Из-за кулис снова появляется секретарь, он подходит ко мне и протягивает мне лист бумаги и карандаш:
— Вы поняли, — говорит секретарь, — что суд откладывается до вызова свидетелей, которых вы назвали?
Напишите здесь, кого вы хотите вызвать в свидетели.
Как откладывается? На сколько откладывается? Я не могу больше ждать! Я не знаю, что с моей матерью, с моими детям Я не могу больше сидеть в тюрьме! Я кричу, я вот-вот зареву.
— Успокойтесь, — дружелюбно и даже ласково говорит секретарь. — Ваши дети живы и здоровы, и мать тоже.
У нас есть ее письма, сейчас я их вам принесу. Второе заседание мы назначим скоро, недели через две-три. Успокойтесь!
Юрка мне шепчет на ухо:
— Женька, дуреха, ну что значит еще две недели, да хоть и два месяца!
Секретарь уходит, и я пишу на листочке 10–12 фамилий наиболее солидных людей из своих знакомых.
Самым первым я ставлю Ганичку, т. е. майора Ганина — моего близкого друга, потом идут несколько человек из ОПТЭ; прокурор Гладкий, бывший начальником маршрута на Беломорканале, где в прошлом году началась моя экскурсоводческая деятельность; потом Аделунг, видный работник ОПТЭ, зав. каким-то отделом, неверное, член партии. Вспоминаю Владимира Александровича Энгеля, который уговаривал меня вступить в партию и обещал дать характеристику.
Поколебавшись — стоит ли беспокоить старика — я все же ставлю и его фамилию. Потом — мои газетные и журнальные связи. Джек Алтаузен. Когда-то мы с ним вместе учились, правда, давно уже не встречались. В «Пионерке» — Лёва Поспелов, Женька Долматовский, они все хорошо меня знают…
Вернувшийся секретарь ахает, увидев мой список:
— Что вы, что вы! Достаточно двух-трех. Вот вам письма вашей матери.
Несколько записочек, которые, как мама надеялась, я должна была получить в тюрьме вместе с передачами. В каждой: «Не беспокойся, ребята здоровы, веселы. Все будет хорошо. Не беспокойся!»

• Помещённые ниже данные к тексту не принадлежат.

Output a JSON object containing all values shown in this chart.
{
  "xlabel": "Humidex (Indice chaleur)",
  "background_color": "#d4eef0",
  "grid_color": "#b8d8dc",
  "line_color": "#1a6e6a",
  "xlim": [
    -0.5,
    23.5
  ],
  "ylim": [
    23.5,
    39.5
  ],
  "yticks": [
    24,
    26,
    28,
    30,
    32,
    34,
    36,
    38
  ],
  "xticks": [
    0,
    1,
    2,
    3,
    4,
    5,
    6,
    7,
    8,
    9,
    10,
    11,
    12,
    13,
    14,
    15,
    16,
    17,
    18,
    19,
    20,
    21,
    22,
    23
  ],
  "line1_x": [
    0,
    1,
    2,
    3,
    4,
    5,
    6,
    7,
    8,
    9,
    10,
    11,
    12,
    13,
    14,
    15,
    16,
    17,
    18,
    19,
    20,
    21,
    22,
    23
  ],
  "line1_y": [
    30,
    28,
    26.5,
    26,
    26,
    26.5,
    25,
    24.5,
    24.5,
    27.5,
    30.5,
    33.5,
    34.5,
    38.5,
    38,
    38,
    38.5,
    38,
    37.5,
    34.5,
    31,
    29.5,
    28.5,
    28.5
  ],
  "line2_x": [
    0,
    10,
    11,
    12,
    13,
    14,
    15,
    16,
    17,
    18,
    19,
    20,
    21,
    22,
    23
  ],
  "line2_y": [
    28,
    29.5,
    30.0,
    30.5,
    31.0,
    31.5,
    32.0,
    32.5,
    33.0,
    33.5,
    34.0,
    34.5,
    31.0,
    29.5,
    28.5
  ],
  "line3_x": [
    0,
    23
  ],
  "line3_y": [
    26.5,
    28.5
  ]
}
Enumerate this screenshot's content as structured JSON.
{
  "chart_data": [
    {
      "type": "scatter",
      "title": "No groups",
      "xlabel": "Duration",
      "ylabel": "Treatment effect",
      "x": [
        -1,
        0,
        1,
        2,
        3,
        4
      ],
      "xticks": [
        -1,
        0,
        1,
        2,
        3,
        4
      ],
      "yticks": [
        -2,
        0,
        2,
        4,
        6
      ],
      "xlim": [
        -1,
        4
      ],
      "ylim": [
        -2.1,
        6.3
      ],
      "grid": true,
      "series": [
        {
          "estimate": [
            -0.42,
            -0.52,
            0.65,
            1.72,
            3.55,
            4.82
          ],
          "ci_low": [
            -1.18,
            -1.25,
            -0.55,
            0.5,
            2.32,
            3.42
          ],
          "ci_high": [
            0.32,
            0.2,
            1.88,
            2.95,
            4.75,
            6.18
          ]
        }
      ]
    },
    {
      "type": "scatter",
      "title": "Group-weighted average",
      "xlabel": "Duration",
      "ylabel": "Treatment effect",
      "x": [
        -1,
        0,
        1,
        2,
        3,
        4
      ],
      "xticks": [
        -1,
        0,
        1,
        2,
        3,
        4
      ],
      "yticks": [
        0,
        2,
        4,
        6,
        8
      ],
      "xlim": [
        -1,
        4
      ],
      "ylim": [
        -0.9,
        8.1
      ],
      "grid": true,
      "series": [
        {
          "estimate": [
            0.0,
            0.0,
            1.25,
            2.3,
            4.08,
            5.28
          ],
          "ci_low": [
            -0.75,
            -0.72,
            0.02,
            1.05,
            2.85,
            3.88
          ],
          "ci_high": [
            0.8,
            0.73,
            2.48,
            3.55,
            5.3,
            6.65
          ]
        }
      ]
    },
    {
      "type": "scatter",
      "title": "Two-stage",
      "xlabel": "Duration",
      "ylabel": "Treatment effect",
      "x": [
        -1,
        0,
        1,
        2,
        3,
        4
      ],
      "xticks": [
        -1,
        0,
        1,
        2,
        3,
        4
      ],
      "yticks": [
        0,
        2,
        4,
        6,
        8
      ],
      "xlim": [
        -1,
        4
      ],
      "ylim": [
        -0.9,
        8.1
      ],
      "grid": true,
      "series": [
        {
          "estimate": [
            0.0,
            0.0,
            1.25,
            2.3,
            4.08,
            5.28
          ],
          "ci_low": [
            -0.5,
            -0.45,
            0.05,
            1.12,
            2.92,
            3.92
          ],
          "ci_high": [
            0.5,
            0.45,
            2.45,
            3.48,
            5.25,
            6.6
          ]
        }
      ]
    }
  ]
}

Мы шествуем обратно тем же путем. В вестибюле опять тетя Юля и Мария Петровна. Им уже, наверное, сообщили, что суд отложен, и они надеются, сияют, что-то нам кричат. Что они кричат, мы не разбираем, улавливаем только: «С Новым годом! С Новым годом!»
— С Новым годом! — кричим мы в ответ. — До скорого свидания!
Господи, мы совсем и забыли, что сегодня — 31-е! Канун Нового года! Кончается год, кончаются все наши невзгоды и несчастья! Новый, 1936 год, принесет нам свободу, торжество справедливости.
Мы снова сидим в том же подвальчике. Только бы подольше за нами не приезжали! Теперь мы болтаем вовсю, мы уже ничего не боимся, мы ведь почти уверенны, что будем оправданы! Нам приносят передачу — это наши милые тетушки расстарались! Огромный шоколадный торт, а в кульке — груши, виноград и апельсины.
— Ну зачем столько? Ведь сколько все это стоит!
Мы уплетаем торт и, перебивая друг друга, со всеми подробностями рассказываем о своих «приключениях».
— …Погоди, Женечка, дай мне сказать как это было.
— Занятия еще не, начались, сентябрь и октябрь мы копаем картошку в колхозах, и по этому случаю я еще в Смоленске. Вдруг — повестка! Что такое? Отправляюсь на улицу Кожуха. Помнишь, там новый дом отгрохали, черный, несуразный… Какие-то террористические разговоры?! Бред собачий! Ну, я отлаялся и успокоился (и картофельный день прогулял, очень даже приятно!). А ночью меня забирают и с шиком привозят прямиком на Лубянку ночным курьерским поездом.
— Неужели мы никогда так и не узнаем, как все это произошло? Всей этой фантастики?
— Ей Богу, я бы полжизни отдал, чтобы узнать! «Полжизни бы отдал». Но ведь он и отдал, на самом деле отдал. В лагерях Юра заболел туберкулезом и умер в сорок лет, даже не дождавшись реабилитации: он получил ее посмертно. Юра, который был подхвачен вихрем моего дела, отдал полжизни. А я доживаю, его недожитые сорок лет, мне скоро 80…
Я и сейчас считаю себя косвенно виноватой в его преждевременной смерти.
Часы бегут незаметно, а за нами все не едут.
Мы доедаем свой новогодний торт, а за нашим решетчатым окошечком синие сумерки сменяются настоящей темнотой. Когда нас, наконец, выводят, на дворе уже совсем ночь, и в небе светятся звезды.